Mamy kilkakrotnie podkreślały, że są dumne ze wszystkich swoich dzieci:
Iza Modzelan: - Cała moja trójka jest wyjątkowa. Zresztą w domu pozostałe dzieci są chyba większymi gwiazdami niż Maryla.
Iwona Kwiatkowska: - Dla mnie cała trójka jest wyjątkowa, choć nie widać ich w telewizji.
Henryka Uściłowska: - Mamy powód do dumy, zwłaszcza, kiedy dzieci same dochodzą do swoich sukcesów.
Warto podkreślić, że dzieci swoje pasje wyniosły z domów.
Małgorzata Wyszyńska: - W Karolu zamiłowanie do nauk ścisłych zaszczepił tata.
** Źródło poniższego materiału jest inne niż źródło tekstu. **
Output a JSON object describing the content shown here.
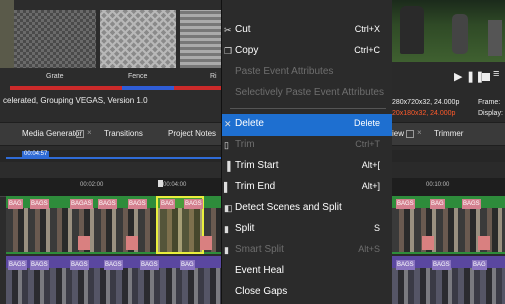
{
  "effects": {
    "thumbs": [
      {
        "label": "Grate"
      },
      {
        "label": "Fence"
      },
      {
        "label": "Ri"
      }
    ]
  },
  "status": {
    "left_text": "celerated, Grouping VEGAS, Version 1.0",
    "video_info_1": "280x720x32, 24.000p",
    "video_info_2": "20x180x32, 24.000p",
    "frame_label": "Frame:",
    "display_label": "Display:"
  },
  "tabs": {
    "media_generator": "Media Generator",
    "transitions": "Transitions",
    "project_notes": "Project Notes",
    "view": "iew",
    "trimmer": "Trimmer"
  },
  "timeline": {
    "cursor_time": "00:04:57",
    "ruler_marks": [
      "00:02:00",
      "00:04:00",
      "00:10:00"
    ]
  },
  "clip_tags": [
    "BAG",
    "BAGS",
    "BAGAS",
    "BAGS",
    "BAGS",
    "BAG",
    "BAGS",
    "BAGS",
    "BAG"
  ],
  "context_menu": {
    "items": [
      {
        "label": "Cut",
        "shortcut": "Ctrl+X",
        "icon": "scissors-icon",
        "enabled": true
      },
      {
        "label": "Copy",
        "shortcut": "Ctrl+C",
        "icon": "copy-icon",
        "enabled": true
      },
      {
        "label": "Paste Event Attributes",
        "shortcut": "",
        "icon": "",
        "enabled": false
      },
      {
        "label": "Selectively Paste Event Attributes",
        "shortcut": "",
        "icon": "",
        "enabled": false
      },
      {
        "label": "Delete",
        "shortcut": "Delete",
        "icon": "delete-x-icon",
        "enabled": true,
        "highlighted": true
      },
      {
        "label": "Trim",
        "shortcut": "Ctrl+T",
        "icon": "trim-icon",
        "enabled": false
      },
      {
        "label": "Trim Start",
        "shortcut": "Alt+[",
        "icon": "trim-start-icon",
        "enabled": true
      },
      {
        "label": "Trim End",
        "shortcut": "Alt+]",
        "icon": "trim-end-icon",
        "enabled": true
      },
      {
        "label": "Detect Scenes and Split",
        "shortcut": "",
        "icon": "detect-scenes-icon",
        "enabled": true
      },
      {
        "label": "Split",
        "shortcut": "S",
        "icon": "split-icon",
        "enabled": true
      },
      {
        "label": "Smart Split",
        "shortcut": "Alt+S",
        "icon": "smart-split-icon",
        "enabled": false
      },
      {
        "label": "Event Heal",
        "shortcut": "",
        "icon": "",
        "enabled": true
      },
      {
        "label": "Close Gaps",
        "shortcut": "",
        "icon": "",
        "enabled": true
      }
    ]
  },
  "colors": {
    "menu_bg": "#2b2b2b",
    "menu_highlight": "#1e6fd0",
    "tag_pink": "#d4808f",
    "tag_purple": "#8a74c0",
    "track_green": "#2e8c3b",
    "video_blue": "#2f5dd6",
    "status_red": "#cc2a2a"
  }
}
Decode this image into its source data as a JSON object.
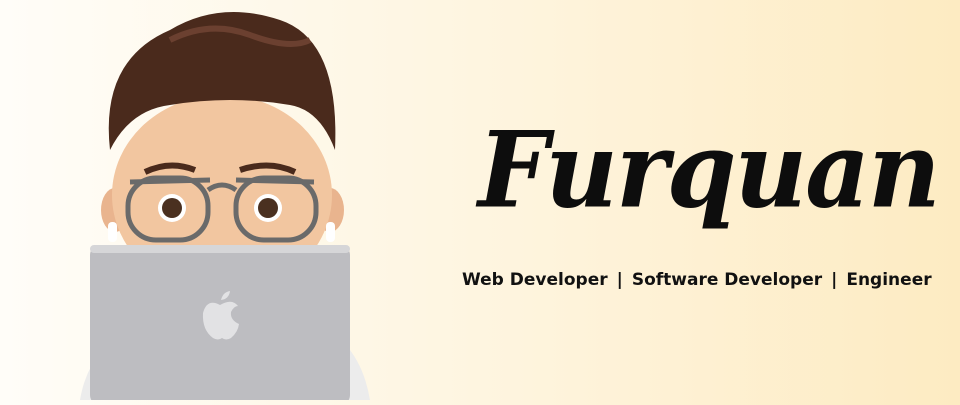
{
  "brand": {
    "name": "Furquan"
  },
  "tagline": {
    "items": [
      "Web Developer",
      "Software Developer",
      "Engineer"
    ],
    "separator": "|"
  },
  "avatar": {
    "icon": "memoji-with-laptop"
  }
}
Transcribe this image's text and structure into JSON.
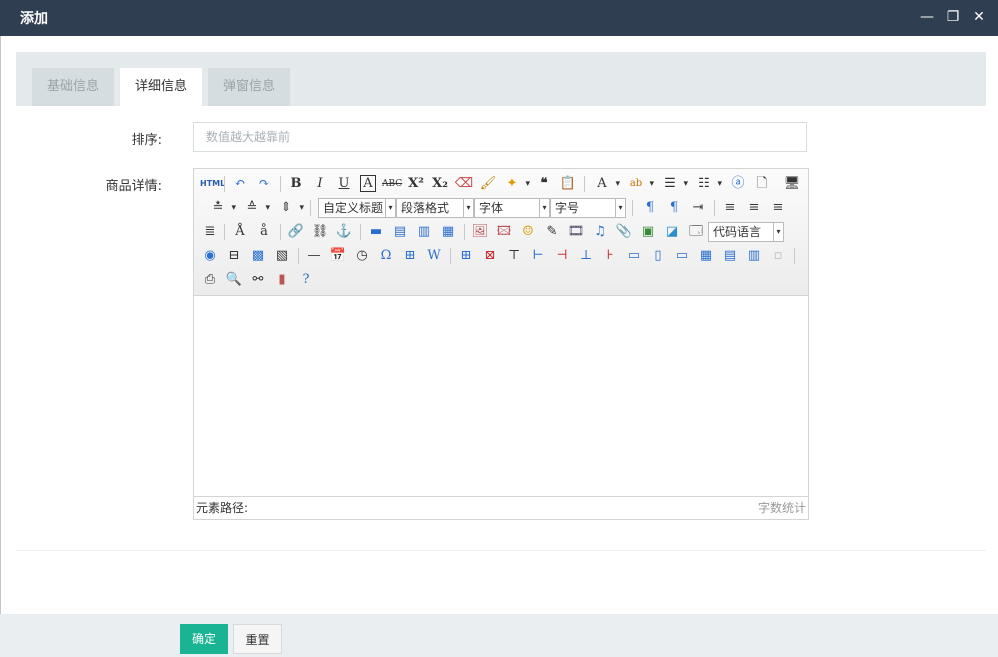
{
  "window": {
    "title": "添加",
    "minimize": "—",
    "maximize": "❐",
    "close": "✕"
  },
  "tabs": [
    {
      "label": "基础信息",
      "active": false
    },
    {
      "label": "详细信息",
      "active": true
    },
    {
      "label": "弹窗信息",
      "active": false
    }
  ],
  "form": {
    "sort_label": "排序:",
    "sort_placeholder": "数值越大越靠前",
    "detail_label": "商品详情:"
  },
  "editor": {
    "combos": {
      "custom_title": "自定义标题",
      "paragraph": "段落格式",
      "font": "字体",
      "font_size": "字号",
      "code_lang": "代码语言"
    },
    "status_path": "元素路径:",
    "word_count": "字数统计"
  },
  "footer": {
    "ok_label": "确定",
    "reset_label": "重置"
  },
  "colors": {
    "titlebar": "#2f3e50",
    "accent": "#1ab394"
  }
}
Poza tym chciał poznawać świat, a różne stypendia otwierały mu drogę. Zresztą kariera naukowa otworzyła świat i przed synem, i przed córką.
Henryka Uściłowska: - W rodzinie męża muzyka była obecna od pokoleń.
Iwona Kwiatkowska: - Zamiłowanie do sportu to zdecydowanie zasługa męża. W telewizji zawsze mieliśmy tylko sportowe kanały i tak jest do dziś.
Ale mama nie byłaby sobą, gdyby się nie martwiła.
- Michał praktycznie nie ma życia prywatnego. Czy święta, czy uroczystości rodzinne - on zawsze musi jechać na trening - mówi Bożena Kaput.
A pani Henryka Uściłowska powtarza córce: „Nie zdzieraj gardła.”